Souza, 65, was born in New Bedford and discovered photography as an undergraduate at Boston University. He went to Kansas for a master’s degree, worked for a couple of small papers there, then was hired by the Chicago Sun-Times. This led to that first White House job. Souza makes plain that while he didn’t share Reagan’s politics he liked and respected him. Which makes all the more striking his disgust with Donald Trump (we’ll get to that, the documentary certainly does).
At Nancy Reagan’s request, Souza was asked to be official photographer at her husband’s funeral. That’s hard to top as a vote of confidence. He was working for the Chicago Tribune at the time. When Obama was elected to the Senate, Souza was assigned to document his first year in office. The two men hit it off. “I wasn’t with him every day,” Souza recalls, “but I got to know him pretty well professionally.” Four years later, the offer came to work for Obama. “We’re going to have some fun,” the president-elect told him.
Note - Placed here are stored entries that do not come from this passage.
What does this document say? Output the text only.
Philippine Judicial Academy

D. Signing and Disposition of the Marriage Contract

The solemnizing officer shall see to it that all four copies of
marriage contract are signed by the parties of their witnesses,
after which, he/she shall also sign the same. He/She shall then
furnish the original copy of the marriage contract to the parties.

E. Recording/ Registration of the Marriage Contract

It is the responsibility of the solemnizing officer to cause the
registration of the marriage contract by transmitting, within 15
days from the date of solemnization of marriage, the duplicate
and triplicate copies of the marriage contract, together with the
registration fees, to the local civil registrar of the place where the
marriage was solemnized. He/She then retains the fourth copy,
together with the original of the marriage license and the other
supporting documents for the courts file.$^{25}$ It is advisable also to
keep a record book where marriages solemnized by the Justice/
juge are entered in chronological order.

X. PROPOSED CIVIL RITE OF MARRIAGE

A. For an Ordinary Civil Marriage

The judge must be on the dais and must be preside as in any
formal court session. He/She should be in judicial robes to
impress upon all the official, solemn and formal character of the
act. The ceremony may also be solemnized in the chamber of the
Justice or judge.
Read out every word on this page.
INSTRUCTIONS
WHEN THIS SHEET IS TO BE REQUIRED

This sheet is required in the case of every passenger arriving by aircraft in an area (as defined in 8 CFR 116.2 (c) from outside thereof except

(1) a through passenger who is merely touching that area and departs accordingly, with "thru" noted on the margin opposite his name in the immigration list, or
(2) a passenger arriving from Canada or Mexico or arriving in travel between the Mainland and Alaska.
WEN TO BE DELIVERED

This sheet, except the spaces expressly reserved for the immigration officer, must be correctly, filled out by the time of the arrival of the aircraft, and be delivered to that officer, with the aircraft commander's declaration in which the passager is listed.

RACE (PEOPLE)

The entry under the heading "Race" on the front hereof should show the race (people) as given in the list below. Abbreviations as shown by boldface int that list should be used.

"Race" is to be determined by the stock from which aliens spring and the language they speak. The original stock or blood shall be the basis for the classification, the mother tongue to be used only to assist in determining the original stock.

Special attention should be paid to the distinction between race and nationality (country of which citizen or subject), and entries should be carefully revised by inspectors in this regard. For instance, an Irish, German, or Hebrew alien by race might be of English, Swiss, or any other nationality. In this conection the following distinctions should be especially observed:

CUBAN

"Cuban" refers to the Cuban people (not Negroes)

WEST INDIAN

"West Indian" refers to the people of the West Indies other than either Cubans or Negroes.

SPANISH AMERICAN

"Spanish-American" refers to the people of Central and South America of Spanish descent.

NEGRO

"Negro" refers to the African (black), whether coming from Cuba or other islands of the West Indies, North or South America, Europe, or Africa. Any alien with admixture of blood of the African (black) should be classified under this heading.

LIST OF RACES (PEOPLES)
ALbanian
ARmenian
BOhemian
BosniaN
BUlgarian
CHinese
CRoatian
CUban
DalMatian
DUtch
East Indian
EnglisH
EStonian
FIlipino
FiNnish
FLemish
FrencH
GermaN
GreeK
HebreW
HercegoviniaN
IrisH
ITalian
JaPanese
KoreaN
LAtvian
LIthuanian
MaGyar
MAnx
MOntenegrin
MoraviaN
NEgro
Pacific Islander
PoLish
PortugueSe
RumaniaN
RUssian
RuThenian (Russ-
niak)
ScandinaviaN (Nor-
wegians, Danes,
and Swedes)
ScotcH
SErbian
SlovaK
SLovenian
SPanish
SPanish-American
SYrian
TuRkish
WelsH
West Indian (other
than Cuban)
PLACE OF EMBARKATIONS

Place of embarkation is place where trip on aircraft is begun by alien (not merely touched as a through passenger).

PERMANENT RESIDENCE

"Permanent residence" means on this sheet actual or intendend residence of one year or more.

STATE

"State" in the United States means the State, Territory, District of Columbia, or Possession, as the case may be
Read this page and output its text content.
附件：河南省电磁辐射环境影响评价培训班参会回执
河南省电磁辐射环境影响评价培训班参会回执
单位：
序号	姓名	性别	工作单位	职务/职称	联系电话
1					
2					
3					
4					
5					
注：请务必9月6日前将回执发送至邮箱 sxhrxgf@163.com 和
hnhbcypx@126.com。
Fun may not have been quite the right word. “Imagine trying to take a sip of water from a fire hose that never shuts off,” Souza says of the job. “If you really want to document the presidency for history, you have to be there all time.” It’s hard to imagine a more demanding job — there’s no Camp David for the White House photographer — but it’s also hard to imagine a more exhilarating one. That exhilaration very much comes through in the documentary. Looking at the various photographs and film clips, we are there. Imagine what it was like for Souza, being there all the time.
“The most interesting part of my job was seeing him in all these different compartments of his life,” Souza says of Obama. We see those compartments: chief executive, politician, husband, father, national consoler, even basketball player and coach. Also matchmaker. There are many good anecdotes in “The Way I See It,” but the best may be how Obama “badgered” Souza — that’s how the photographer puts it — into marrying his longtime girlfriend. The wedding was held in the Rose Garden, with Obama officiating. No, Souza didn’t take the wedding photos.
Souza has become far better known since Obama left office. He’s had two best-selling books of his Obama photographs. More than that, his Instagram account has 2.3 million followers. Souza regularly posts photos from his Obama tenure in response to things Trump has said or done. This means he has not lacked for inspiration. Since leaving the White House," Souza says, “I made this conscious decision that I couldn’t not say something: that I couldn’t not speak out.”
To describe the contrast between Obama and Trump — not just political, but moral, personal, intellectual, physical, and let’s not forget racial (Trump certainly doesn’t) — is . . . well, maybe the best place to begin is the now-famous Souza photograph of Obama bending down to let a 5-year-old touch his hair. Does Trump allow even Vladimir Putin to touch his hair? But precisely because the gulf between the two presidents is so vast, it becomes all too easy to belabor it. Which is what “The Way I See It” does. It doesn’t help that the documentary is about 20 minutes too long and pours on the musical score like too much syrup on too few pancakes.
“The Way I See It” begins with Souza telling a lecture audience that he’s going to be throwing some shade. (“Shade” is the title of one of his books.) So we can’t say we weren’t warned. But what’s best about the documentary is all that Obama sun. It’s hard to come by these days, even in retrospect. The shade, however, and what occasions it, is all too available.
THE WAY I SEE IT
Directed by Dawn Porter. At Kendall Square, suburbs. 101 minutes. PG-13.